Moïse Maïmonide
en hébreu Moshe ben Maimon, dit Rambam, en arabe Abū ‘Imrān Mūsā ibn Maymūn
Philosophe, théologien et médecin juif (Cordoue 1138-Fustat 1204).
À la fois érudit et chef de communauté, Maïmonide peut être tenu pour l’introducteur de la philosophie dans le judaïsme. Sa méthode est celle de l’exégèse allégorique et du commentaire philosophique. Sa pensée repose sur l’affirmation de la concordance entre la foi et la raison.
Une existence vouée à la connaissance
Né à Cordoue le 30 mars 1135, Maïmonide est issu d’une lignée de rabbins et formé très jeune par son père à la théologie, à l’astronomie, à la médecine, à la philosophie et aux mathématiques. L’arrivée au pouvoir, en 1148, des Almohades met fin au règne tolérant des Almoravides. Les juifs et les chrétiens doivent se convertir ou s’exiler. La famille de Maïmonide séjourne à Fès entre 1159 et 1165. Fuyant à nouveau le fanatisme, elle doit s’établir en Égypte après un court passage en Palestine. Maïmonide approfondit sa connaissance de la médecine, lit Hippocrate et Galien. Il échange avec ses contemporains, en particulier Averroès. Nommé par ailleurs « néguid », chef de la communauté juive d’Égypte, il est amené à légiférer, à entrer en relation avec les autorités politiques et les autres communautés. Exigeant envers soi-même, tolérant envers les autres, il incarne un judaïsme libéral.
Maïmonide compose son premier livre à l’âge de treize ou quatorze ans, la Terminologie logique, une introduction à l’art de philosopher qui lie logique et métaphysique ; les termes essentiels de la philosophie y sont clarifiés, en particulier la distinction entre puissance et acte. La plupart de ses ouvrages sont écrits en arabe et traduits ensuite en hébreu. Ils prennent différentes formes et touchent des domaines variés : texte de circonstance pour défendre les juifs contraints de se convertir à l’islam (l’Épître de la conversion, 1165), œuvre d’exégèse et de théologien (Commentaire de la Mishna, 1168 ; Une seconde Tora, 1187), de philosophe (le Guide des égarés, 1190), de médecin (Traité des aphorismes ; Traité des poisons et leurs guérisons, 1198).
Métaphysique et philosophie du sens allégorique
Le Guide des égarés est un texte capital dans l’œuvre de Maïmonide et dans l’histoire de la philosophie. Accomplissement de la pensée de toute une vie, il a pour but d’expliquer le sens des noms et des allégories des livres prophétiques. L’ouvrage est présenté comme ésotérique : il s’adresse à l’homme qui a étudié la philosophie et qui, « croyant aux choses religieuses, est troublé au sujet de leur sens ». Le propos est donc d’éclairer par la raison le texte révélé pour éviter les confusions induites par les homonymies, empêcher de prendre l’image pour la chose ou la chose pour l’image.

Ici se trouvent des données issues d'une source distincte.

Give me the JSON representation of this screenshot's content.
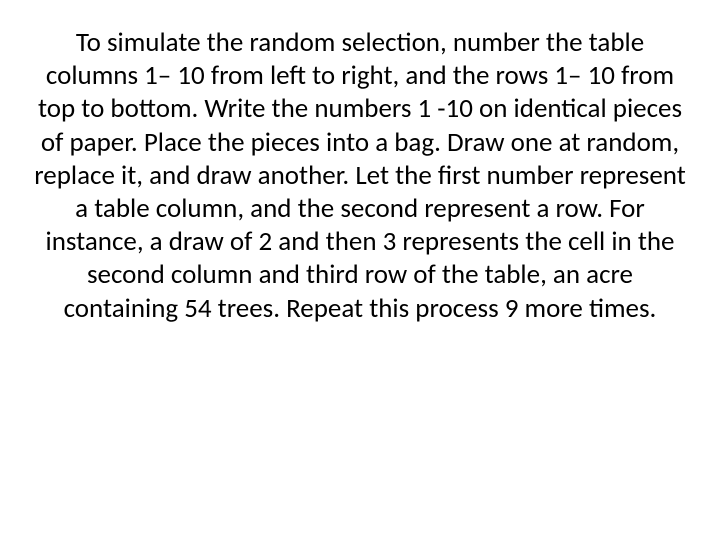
{
  "slide": {
    "body": "To simulate the random selection, number the table columns 1– 10 from left to right, and the rows 1– 10 from top to bottom.  Write the numbers 1 -10 on identical pieces of paper.  Place the pieces into a bag.  Draw one at random, replace it, and draw another.  Let the first number represent a table column, and the second represent a row.  For instance, a draw of 2 and then 3 represents the cell in the second column and third row of the table, an acre containing 54 trees. Repeat this process 9 more times."
  }
}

L’analyse procède à une critique du sens du discours, mais elle se porte également sur les questions métaphysiques les plus difficiles : pour clarifier le sens des allégories, il faut se reporter à ce qu’elles signifient. La spéculation se fait ainsi multiforme et déroute à dessein le lecteur non averti. Les chapitres s’enchaînent selon un ordre non linéaire, passant de l’étude textuelle à la philosophie la plus conceptuelle. Pour clarifier les notions de Dieu, de création, de providence, Maïmonide emprunte à la physique et à la métaphysique d’Aristote tout en les dépassant. La logique d’ensemble est toutefois simple : les trois parties conduisent de Dieu à l’homme face à Dieu.
Maïmonide meurt le 13 décembre 1204. Sa postérité sera considérable au Moyen Âge dans la pensée chrétienne, avec Albert le Grand ou Thomas d’Aquin, ou chez de grands philosophes postérieurs d’origine juive, comme Spinoza et Moses Mendelssohn.
Un grand médecin
Maïmonide fut un médecin réputé tant par la pratique que par les écrits théoriques. Il exerça ses talents à la cour des grands, que ce soit celle des Fatimides, chiites, ou celle du sultan Saladin, sunnite. Richard Cœur de Lion, également, lui aurait proposé d’entrer à son service. Des patients se déplaçaient de Syrie ou de Palestine pour le consulter. Maïmonide s’était tourné vers la médecine pour des raisons à la fois humanistes et religieuses : le goût de la vérité, l’amour des hommes justifiait, selon lui, que l’on se consacrât au « noble devoir de faire du bien aux hommes, qui sont les enfants de Dieu ». Son Traité des aphorismes est à lui seul une somme des connaissances médicales de son époque.